One example of a simple but important email that I recently received came from my credit card company. The subject line simply said “Your credit card will expire soon,” while the body copy provided information verifying my card number and home address and included a 24-hour phone number in case I needed assistance. No flashy graphics or complicated CTAs. They even followed up to let me know that my new card was coming in the mail so I could look out for it in the next few days.

This set of emails served its purpose by easily bringing something to my attention that could have been extremely inconvenient.

Be creative.
As my time away was winding down, I couldn’t help dreaming up some new ideas. Whether I have my email brain turned off or not, vacation always helps me hit reset and get the creative juices flowing again. 

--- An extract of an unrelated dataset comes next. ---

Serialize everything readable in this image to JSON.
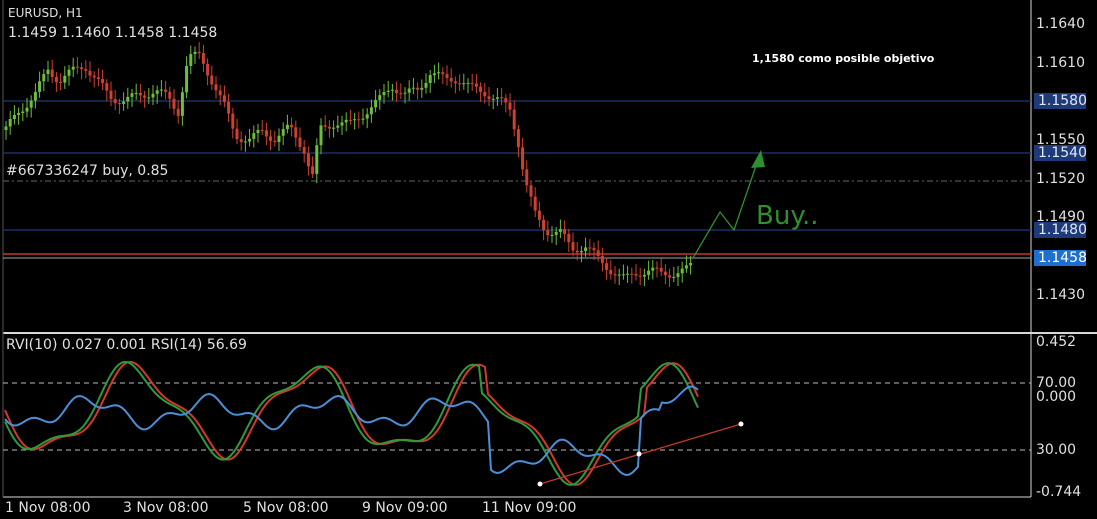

If you’re like me, you start planning your next vacation just as your current vacation winds down. Special offers to come back or visit properties in different cities can be an enticing way to play into the emotions of the traveler in this case, especially when the data tells you they’re a leisure, rather than business, traveler.

An example of good creative: Celebrity Cruises’ campaign to generate interest in its Galapagos cruise experience. (Disclosure: Celebrity is a client of my company). Imagery was designed to elicit emotion by showcasing a unique feature of the Galapagos: the ability to get up close and personal with the wildlife that lives there. The stunning imagery helped boost click-to-open rates (ranging from 3.8% to 4.57%), driving prospects to opt in for more specific information on trips.

As much as we try to get away from our work on vacation, that’s much easier said than done —  especially when email follows you everywhere.